This Here Flesh: Spirituality, Liberation, and the Stories that Make Us

Cole Arthur Riley
Convergent Press, 224 pages
Published on February 22, 2022

There is a dish my partner makes that our daughter loves enough to lick the plate when finished, accompanied by a deeply satisfied “Mmmm!” Something about the dish hits all the right flavor notes, compelling her to soak up every last bit. This image came to mind with each vignette in This Here Flesh: Spirituality, Liberation, and the Stories That Make Us. In this collection of “storied contemplations” by Cole Arthur Riley (the author of the popular @BlackLiturgies Instagram account), every page is peppered with exquisite turns of phrases and observations of the spirit. Questions are raised too – about dignity (“What is shalom but dignity stretched out like a blanket over the cosmos?”) and place (“Isn’t it something that in Genesis, God makes a home for things before God makes the thing?”) – with the answers presented like a kaleidoscope through which to behold God’s presence, activity and imagination.

Her insights come from one who is willing to face pain – individual and collective – and to grapple with the inconvenient truths and uncomfortable musings the pain raises. She describes the demands White Christianity makes of Black Spiritual presentation, saying, “We are told that the pinnacle of piety is niceness, and we are shamed out of conflict, protest, agony … our agony will never be allowed to disrupt the illusion of unity.” She critically dissects the violence of a spirituality that divorces the soul from the body: “whiteness knows that the more detached I am from my body, the easier that body will be to colonize …” and describes how early survival tactics can serve to keep us in bondage, adding, “When you have felt chronically unsafe in your own home, the safest things can feel like terror.”

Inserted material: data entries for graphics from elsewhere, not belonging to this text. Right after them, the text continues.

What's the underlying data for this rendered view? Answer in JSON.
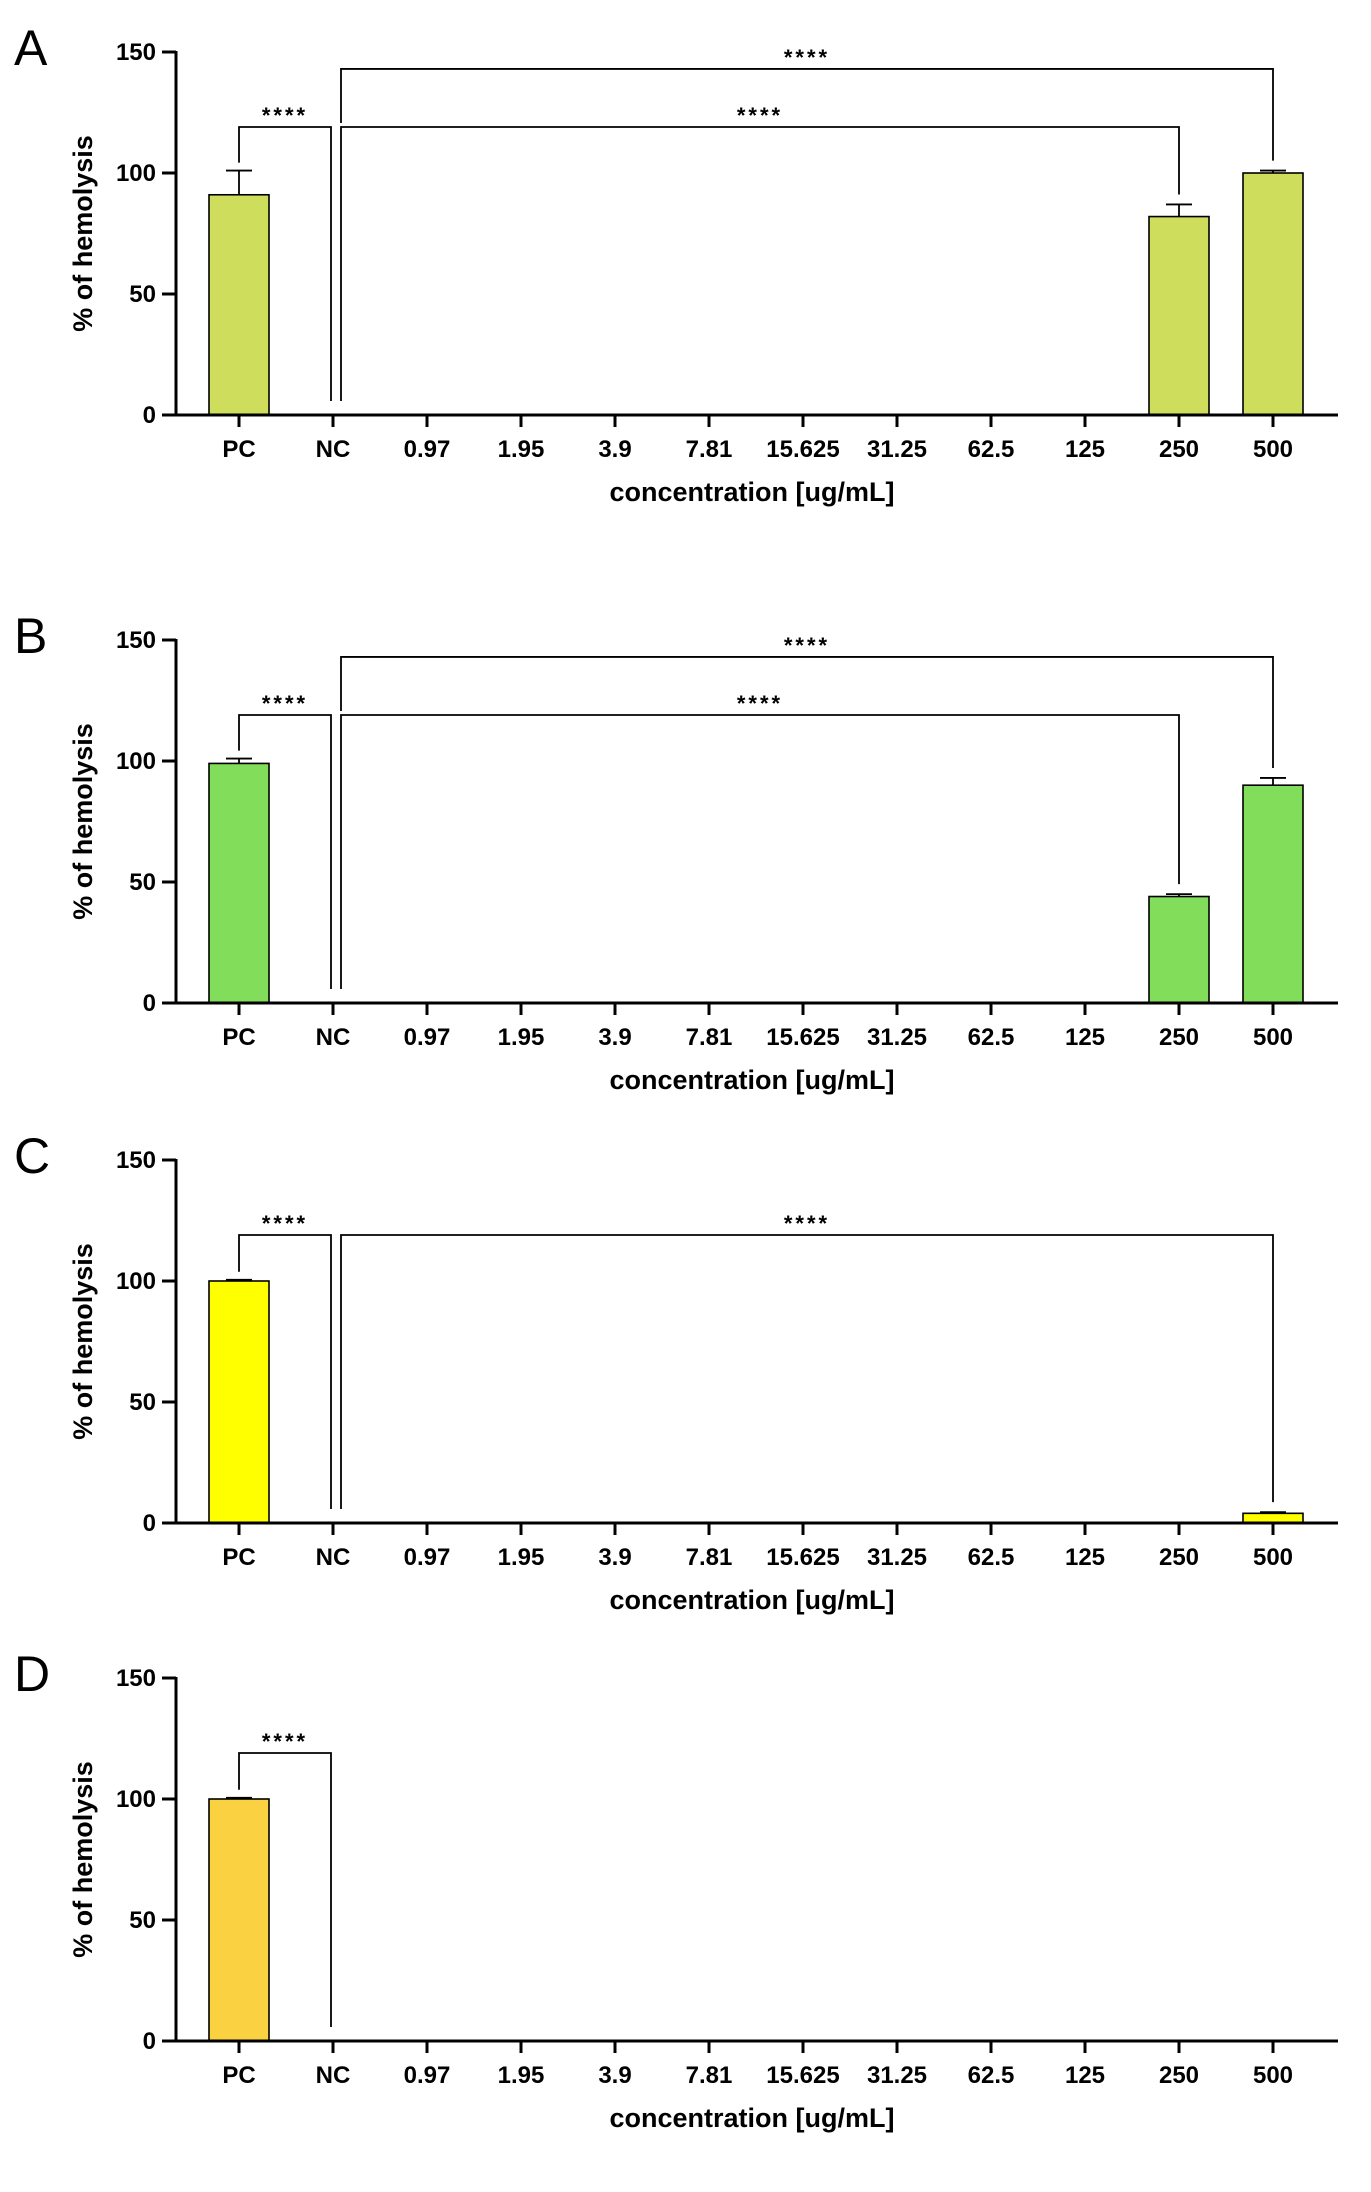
{
  "colors": {
    "axis": "#000000",
    "bracket": "#000000"
  },
  "chart_data": [
    {
      "panel_label": "A",
      "type": "bar",
      "categories": [
        "PC",
        "NC",
        "0.97",
        "1.95",
        "3.9",
        "7.81",
        "15.625",
        "31.25",
        "62.5",
        "125",
        "250",
        "500"
      ],
      "series": [
        {
          "values": [
            91,
            0,
            0,
            0,
            0,
            0,
            0,
            0,
            0,
            0,
            82,
            100
          ],
          "errors": [
            10,
            0,
            0,
            0,
            0,
            0,
            0,
            0,
            0,
            0,
            5,
            1
          ],
          "color": "#cede5c"
        }
      ],
      "xlabel": "concentration [ug/mL]",
      "ylabel": "% of hemolysis",
      "ylim": [
        0,
        150
      ],
      "yticks": [
        0,
        50,
        100,
        150
      ],
      "grid": false,
      "significance": [
        {
          "from": "PC",
          "to": "NC",
          "label": "****",
          "level": 119
        },
        {
          "from": "NC",
          "to": "250",
          "label": "****",
          "level": 119
        },
        {
          "from": "NC",
          "to": "500",
          "label": "****",
          "level": 143
        }
      ]
    },
    {
      "panel_label": "B",
      "type": "bar",
      "categories": [
        "PC",
        "NC",
        "0.97",
        "1.95",
        "3.9",
        "7.81",
        "15.625",
        "31.25",
        "62.5",
        "125",
        "250",
        "500"
      ],
      "series": [
        {
          "values": [
            99,
            0,
            0,
            0,
            0,
            0,
            0,
            0,
            0,
            0,
            44,
            90
          ],
          "errors": [
            2,
            0,
            0,
            0,
            0,
            0,
            0,
            0,
            0,
            0,
            1,
            3
          ],
          "color": "#82dd5a"
        }
      ],
      "xlabel": "concentration [ug/mL]",
      "ylabel": "% of hemolysis",
      "ylim": [
        0,
        150
      ],
      "yticks": [
        0,
        50,
        100,
        150
      ],
      "grid": false,
      "significance": [
        {
          "from": "PC",
          "to": "NC",
          "label": "****",
          "level": 119
        },
        {
          "from": "NC",
          "to": "250",
          "label": "****",
          "level": 119
        },
        {
          "from": "NC",
          "to": "500",
          "label": "****",
          "level": 143
        }
      ]
    },
    {
      "panel_label": "C",
      "type": "bar",
      "categories": [
        "PC",
        "NC",
        "0.97",
        "1.95",
        "3.9",
        "7.81",
        "15.625",
        "31.25",
        "62.5",
        "125",
        "250",
        "500"
      ],
      "series": [
        {
          "values": [
            100,
            0,
            0,
            0,
            0,
            0,
            0,
            0,
            0,
            0,
            0,
            4
          ],
          "errors": [
            0.5,
            0,
            0,
            0,
            0,
            0,
            0,
            0,
            0,
            0,
            0,
            0.5
          ],
          "color": "#ffff00"
        }
      ],
      "xlabel": "concentration [ug/mL]",
      "ylabel": "% of hemolysis",
      "ylim": [
        0,
        150
      ],
      "yticks": [
        0,
        50,
        100,
        150
      ],
      "grid": false,
      "significance": [
        {
          "from": "PC",
          "to": "NC",
          "label": "****",
          "level": 119
        },
        {
          "from": "NC",
          "to": "500",
          "label": "****",
          "level": 119
        }
      ]
    },
    {
      "panel_label": "D",
      "type": "bar",
      "categories": [
        "PC",
        "NC",
        "0.97",
        "1.95",
        "3.9",
        "7.81",
        "15.625",
        "31.25",
        "62.5",
        "125",
        "250",
        "500"
      ],
      "series": [
        {
          "values": [
            100,
            0,
            0,
            0,
            0,
            0,
            0,
            0,
            0,
            0,
            0,
            0
          ],
          "errors": [
            0.5,
            0,
            0,
            0,
            0,
            0,
            0,
            0,
            0,
            0,
            0,
            0
          ],
          "color": "#f9d141"
        }
      ],
      "xlabel": "concentration [ug/mL]",
      "ylabel": "% of hemolysis",
      "ylim": [
        0,
        150
      ],
      "yticks": [
        0,
        50,
        100,
        150
      ],
      "grid": false,
      "significance": [
        {
          "from": "PC",
          "to": "NC",
          "label": "****",
          "level": 119
        }
      ]
    }
  ]
}
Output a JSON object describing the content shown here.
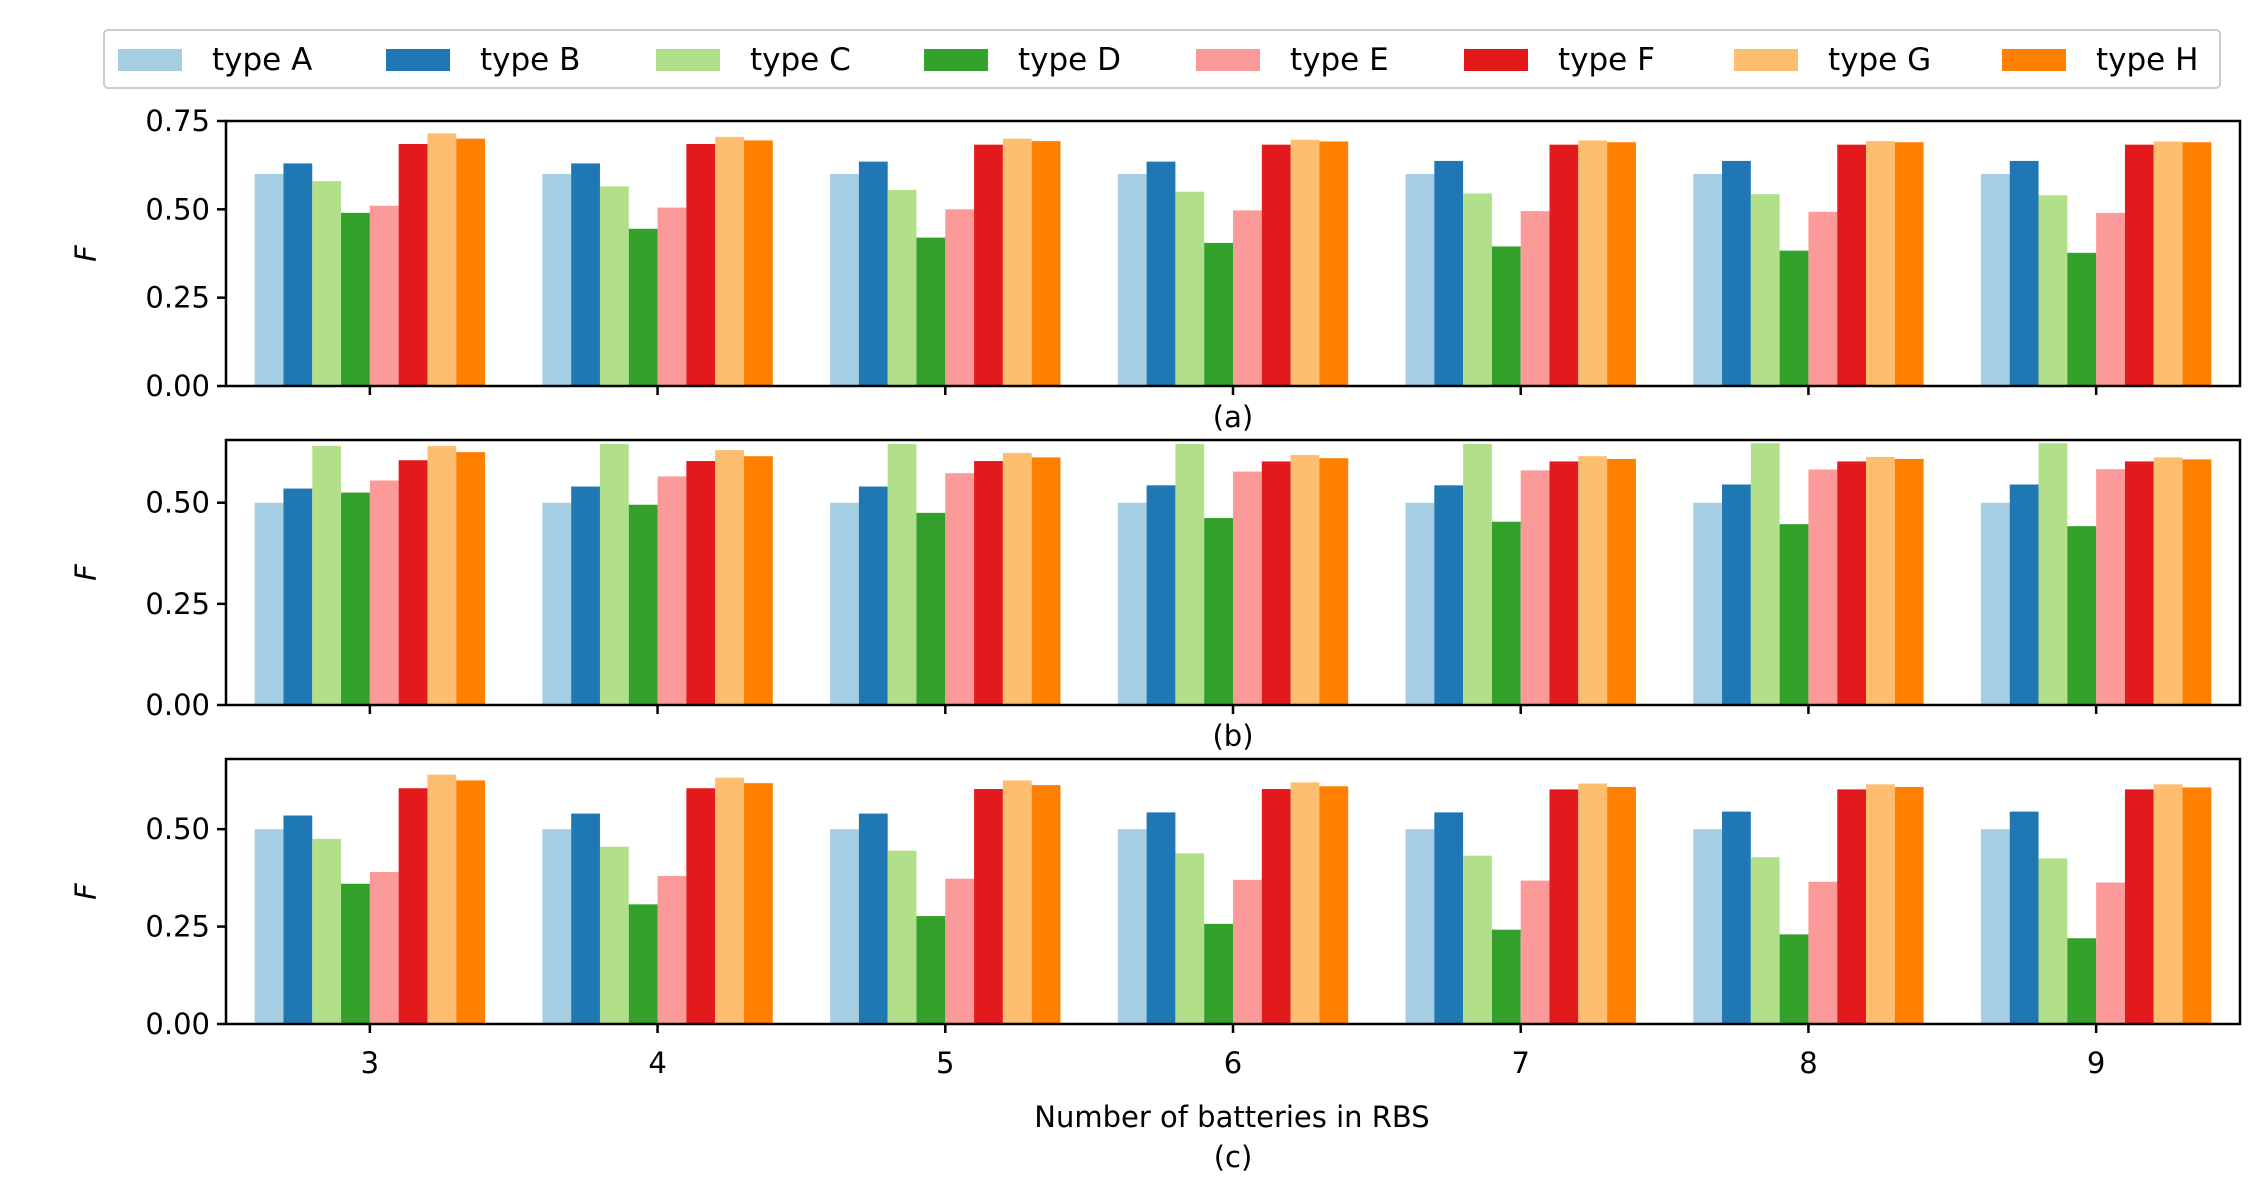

It was serendipitous to read this as I prepared for our Christmas Eve service with the omicron variant moving swiftly across the U.S. This Here Flesh stirred me to remind the community gathered (physically and digitally), that we must make peace with our bodies, receive the grace to rest from our labors, and recommit ourselves to our collective liberation. With prose that reads like poetry, This Here Flesh is beautifully written, emotionally honest, and deeply soulful. It would serve well as a liturgical resource, a launchpad for reflection with clergy colleagues, and reading for a congregational small group concerned with spiritual depth.

It isn’t quite enough to call This Here Flesh an autobiography or even a “coming-of-age-narrative,” as some reviewers minimalize it. There is something deeper here, echoing the womanist reflections of theological giants like Katie Canon and Renita Weems. Even as she draws on those who left the stained-glass windows behind them – James Baldwin, Audre Lorde, Emily Dickinson – she calls us to awareness of the holy present in our skin. Arthur Riley is concerned with healing, rest, liberation, and reparative work — timely topics for anyone in ministry these days. She is unflinching as she speaks her truth, and the collective truths of Black people, and is so honest in it that I’m reminded of my preaching professor, Frank Thomas, who would often say, “If you go deep enough, it will become universal.”